Chapter 07

Sharding

Scale horizontally across N nodes. Consistent hashing. Online rebalance with zero downtime.

When to shard

ScaleRecommendation
< 10M docsSingle file. Add a follower for HA. Done.
10M – 100M docsSingle file, 2–3 followers for read scale.
100M – 1B docsShard. Each shard holds 50–100M on commodity hardware.
> 1B docsShard with care. Pick your partition key thoughtfully; it's expensive to change.

DocumentForgeCluster

The router is a thin C# class that sits in front of N shards. Each shard is a full DocumentForgeDb accessed through an IShardTransport (in-process for tests, HTTP for real deployments).

using DocumentForge.Engine.Cluster;

using var cluster = new DocumentForgeCluster()
    .AddShard(new HttpShardTransport("dubai",     "http://dubai.internal:5000"))
    .AddShard(new HttpShardTransport("singapore", "http://sg.internal:5000"))
    .AddShard(new HttpShardTransport("london",    "http://ldn.internal:5000"))
    // per-collection policy
    .ShardCollection("orders",  shardKeyPath: "pnr")
    .ShardCollection("flights", shardKeyPath: "flightNumber")
    .ReplicateCollection("airports")
    .ReplicateCollection("aircraft");

Per-collection policies

Two strategies, one per collection:

Hash (sharded)

Each document lives on exactly one shard, chosen by hashing the shard key path.

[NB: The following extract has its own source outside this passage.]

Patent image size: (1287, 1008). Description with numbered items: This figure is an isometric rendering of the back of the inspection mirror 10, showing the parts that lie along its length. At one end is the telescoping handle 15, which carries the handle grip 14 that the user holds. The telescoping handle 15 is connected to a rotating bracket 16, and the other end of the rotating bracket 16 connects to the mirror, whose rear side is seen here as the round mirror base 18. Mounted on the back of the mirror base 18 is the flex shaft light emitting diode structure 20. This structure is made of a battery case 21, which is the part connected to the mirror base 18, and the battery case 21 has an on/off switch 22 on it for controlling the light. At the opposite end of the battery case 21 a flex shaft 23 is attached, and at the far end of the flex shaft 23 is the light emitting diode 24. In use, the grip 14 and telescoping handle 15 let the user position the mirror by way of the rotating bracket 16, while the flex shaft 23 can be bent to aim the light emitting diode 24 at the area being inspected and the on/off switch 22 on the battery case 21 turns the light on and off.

Good for large collections where most queries have the key in WHERE.

.ShardCollection("orders", shardKeyPath: "pnr")

Replicated

Every shard holds a full copy. Good for small reference data so JOINs stay local (no cross-shard lookup).

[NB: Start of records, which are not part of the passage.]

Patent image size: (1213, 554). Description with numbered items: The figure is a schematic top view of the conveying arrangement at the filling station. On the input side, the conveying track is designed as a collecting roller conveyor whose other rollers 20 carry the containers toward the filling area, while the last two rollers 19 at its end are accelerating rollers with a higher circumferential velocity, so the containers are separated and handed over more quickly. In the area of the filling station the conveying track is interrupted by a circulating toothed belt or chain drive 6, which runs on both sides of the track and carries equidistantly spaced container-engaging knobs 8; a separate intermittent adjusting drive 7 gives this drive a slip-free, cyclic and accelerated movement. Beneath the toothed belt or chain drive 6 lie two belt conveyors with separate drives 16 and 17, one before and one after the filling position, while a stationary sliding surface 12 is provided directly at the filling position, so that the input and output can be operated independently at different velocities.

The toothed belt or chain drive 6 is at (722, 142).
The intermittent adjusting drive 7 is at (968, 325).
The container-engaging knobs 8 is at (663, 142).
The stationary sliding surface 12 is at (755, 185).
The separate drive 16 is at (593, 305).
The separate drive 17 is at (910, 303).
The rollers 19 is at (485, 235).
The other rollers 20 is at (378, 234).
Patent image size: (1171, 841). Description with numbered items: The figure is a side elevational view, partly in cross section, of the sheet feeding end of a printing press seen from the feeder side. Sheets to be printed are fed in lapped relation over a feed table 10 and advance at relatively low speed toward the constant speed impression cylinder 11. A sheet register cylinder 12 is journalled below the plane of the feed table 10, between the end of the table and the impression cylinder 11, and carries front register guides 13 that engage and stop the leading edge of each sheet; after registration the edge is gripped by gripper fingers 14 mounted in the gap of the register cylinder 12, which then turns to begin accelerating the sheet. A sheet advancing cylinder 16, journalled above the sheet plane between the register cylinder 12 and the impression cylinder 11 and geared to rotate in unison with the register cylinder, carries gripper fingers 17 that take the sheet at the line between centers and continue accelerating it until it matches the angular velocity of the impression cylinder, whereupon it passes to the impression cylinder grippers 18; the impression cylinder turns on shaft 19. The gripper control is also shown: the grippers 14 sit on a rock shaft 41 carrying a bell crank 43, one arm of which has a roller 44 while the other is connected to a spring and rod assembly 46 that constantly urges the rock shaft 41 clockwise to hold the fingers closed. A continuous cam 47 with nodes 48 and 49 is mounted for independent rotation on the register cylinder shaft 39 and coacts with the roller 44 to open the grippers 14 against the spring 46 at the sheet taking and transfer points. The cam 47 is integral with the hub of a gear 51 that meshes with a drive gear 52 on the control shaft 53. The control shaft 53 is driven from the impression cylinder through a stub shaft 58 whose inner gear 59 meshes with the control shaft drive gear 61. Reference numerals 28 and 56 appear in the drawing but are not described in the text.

.ReplicateCollection("airports")

Routing rules

Query patternHow it's routed
WHERE shardKey = 'X'Straight to one shard — fast path
WHERE otherField = ...Scatter to every shard, merge results
SELECT COUNT(*)Scatter; cluster sums the per-shard counts
SELECT SUM / MIN / MAX / AVGScatter; cluster merges across shards
GROUP BYScatter with group-by; cluster merges buckets across shards
INSERTHash the shard key, send to one shard (or all if replicated)
JOIN with replicated tableStays local on each shard — no cross-shard fetch

Consistent hashing

Under the hood, shard selection uses a consistent hash ring (Ketama-style):

  1. Each shard gets 150 virtual nodes placed at deterministic positions on a 232 ring
  2. A key is hashed (FNV-1a 32-bit) to a ring position
  3. Walk clockwise to the next vnode — that's the owning shard
Why not just hash(key) % N? Because going from 3 shards to 4 would move ~75% of your keys. Consistent hashing moves only ~25% (the keys near the new shard's ring positions).

Cluster config file

Every node should read the same cluster.json. This is how they all agree on which document belongs where.

{
  "Version": 1,
  "VirtualNodesPerShard": 150,
  "Shards": [
    { "Name": "shard-a", "Endpoint": "http://host-a:5000" },
    { "Name": "shard-b", "Endpoint": "http://host-b:5000" },
    { "Name": "shard-c", "Endpoint": "http://host-c:5000" }
  ],
  "Collections": {
    "orders":   { "Strategy": "Hash", "ShardKeyPath": "pnr" },
    "flights":  { "Strategy": "Hash", "ShardKeyPath": "flightNumber" },
    "airports": { "Strategy": "Replicated" }
  }
}

Load it and build a cluster:

var config = ClusterConfig.Load("cluster.json");
using var cluster = DocumentForgeCluster.FromConfig(config,
    desc => new HttpShardTransport(desc.Name, desc.Endpoint));

Running locally (multi-node dev)

The repo ships with scripts to run a 3-node cluster on localhost — perfect for development and for understanding the system.

# PowerShell
.\scripts\start-cluster.ps1

# bash
./scripts/start-cluster.sh

This launches three dfdb processes (one per shard):

NodeURLData folder
shard-ahttp://localhost:5001scripts/sample-cluster/data/shard-a
shard-bhttp://localhost:5002scripts/sample-cluster/data/shard-b
shard-chttp://localhost:5003scripts/sample-cluster/data/shard-c

Each node reads its own node-X.json:

{
  "nodeName": "shard-a",
  "port": 5001,
  "dataDir": "./scripts/sample-cluster/data/shard-a"
}

Check them all are alive:

dfdb health scripts/sample-cluster/cluster.json

Scale up (add shards)

Adding shards has two parts — update the config, then rebalance the data so keys that hash to new shards actually live there.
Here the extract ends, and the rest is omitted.